Tina Rulli, Zeke Emanuel, and David Wendler have an interesting piece in JAMA about the 'moral duty to purchase health care'. I will comment on their argument, and then argue that this obligation generates a correlative obligation of providers to supply efficient, affordable healthcare.
Rulli argue that citizens have
a duty to buy health insurance based on the moral duty individuals have to reduce certain burdens they pose on others. Because physicians and hospitals have a duty to rescue the uninsured by providing acute and emergency care, individuals have a corresponding duty to purchase insurance to cover the costs of this care. Requiring individuals to meet this obligation is consistent with respect for individual liberty...

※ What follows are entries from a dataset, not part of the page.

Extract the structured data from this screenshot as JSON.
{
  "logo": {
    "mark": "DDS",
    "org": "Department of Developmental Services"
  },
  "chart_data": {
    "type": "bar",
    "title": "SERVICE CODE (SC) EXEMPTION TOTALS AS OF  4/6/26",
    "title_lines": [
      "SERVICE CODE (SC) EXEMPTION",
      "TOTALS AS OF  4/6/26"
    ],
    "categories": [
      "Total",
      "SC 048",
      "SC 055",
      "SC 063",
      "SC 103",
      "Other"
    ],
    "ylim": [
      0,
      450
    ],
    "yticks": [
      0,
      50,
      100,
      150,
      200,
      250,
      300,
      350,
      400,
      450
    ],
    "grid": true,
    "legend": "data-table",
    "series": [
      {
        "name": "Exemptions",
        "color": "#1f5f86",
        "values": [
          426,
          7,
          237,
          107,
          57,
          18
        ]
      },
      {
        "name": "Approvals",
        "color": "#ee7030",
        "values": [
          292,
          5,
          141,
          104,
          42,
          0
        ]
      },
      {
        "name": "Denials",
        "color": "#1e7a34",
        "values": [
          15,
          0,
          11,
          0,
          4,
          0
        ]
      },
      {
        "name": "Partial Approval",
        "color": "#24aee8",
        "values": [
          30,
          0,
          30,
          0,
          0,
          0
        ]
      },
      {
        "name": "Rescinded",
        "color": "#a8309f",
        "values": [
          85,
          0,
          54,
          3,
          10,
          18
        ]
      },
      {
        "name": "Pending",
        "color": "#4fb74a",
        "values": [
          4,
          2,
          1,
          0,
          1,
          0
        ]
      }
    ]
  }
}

Someone might imagine that they can opt out of insurance with the promise not to seek care they cannot afford, should they need it in the future. But emergency room personnel will treat you regardless, because they are not bound by your promise and they are bound by their duty to care for you. Emergency and acute care services have, then, the non-excludeable property of a public good, in that you cannot limit the use of these services to those who pay for them. If this analogy is correct, the obligation to purchase insurance is like a tax to support lighthouses, the military, or the police (now why does that argument seem familiar?).
I'll accept that there is such a duty, but I'm not happy with some details of the argument. First, is it so clear that most providers accept a duty to provide acute care, or is this in practice limited to emergency rooms? If it's really the latter, there are many acute conditions for which it is at the very least difficult to get care if you are uninsured and indigent.
Second, the obligation may be "consistent with respect for individual liberty" but it is nevertheless an infringement of liberty. I think it is a reasonable infringement, and would argue that this reduction in my choice is compensated by the ways that access to health care expands my capabilities. But it is important to keep the books straight on infringements of liberty, and I think "consistent with respect" glosses over what is really going on.
Anyway, I agree that the basic structure of society imposes a duty on caregivers to rescue and therefore a duty on citizens to insure. However, providers now need to consider their "moral duty... to reduce certain burdens they pose on others." Specifically, they are suppliers of a service that their fellow citizens are forced to buy, and every instance of waste, inefficiency, and overtreatment is a burden providers impose on others by increasing the cost of insurance.
Physicians have a responsibility to practice effective and efficient health care and to use health care resources responsibly. Parsimonious care that utilizes the most efficient means to effectively diagnose a condition and treat a patient respects the need to use resources wisely and to help ensure that resources are equitably available. In making recommendations to patients, designing practice guidelines and formularies, and making decisions on medical benefits review boards, physicians' considered judgments should reflect the best available evidence in the biomedical literature, including data on the cost-effectiveness of different clinical approaches.
This statement was controversial. But a provider's practice does not affect only the patient in the room. Because rescue and insurance are built in to our society, that practice affects all of us.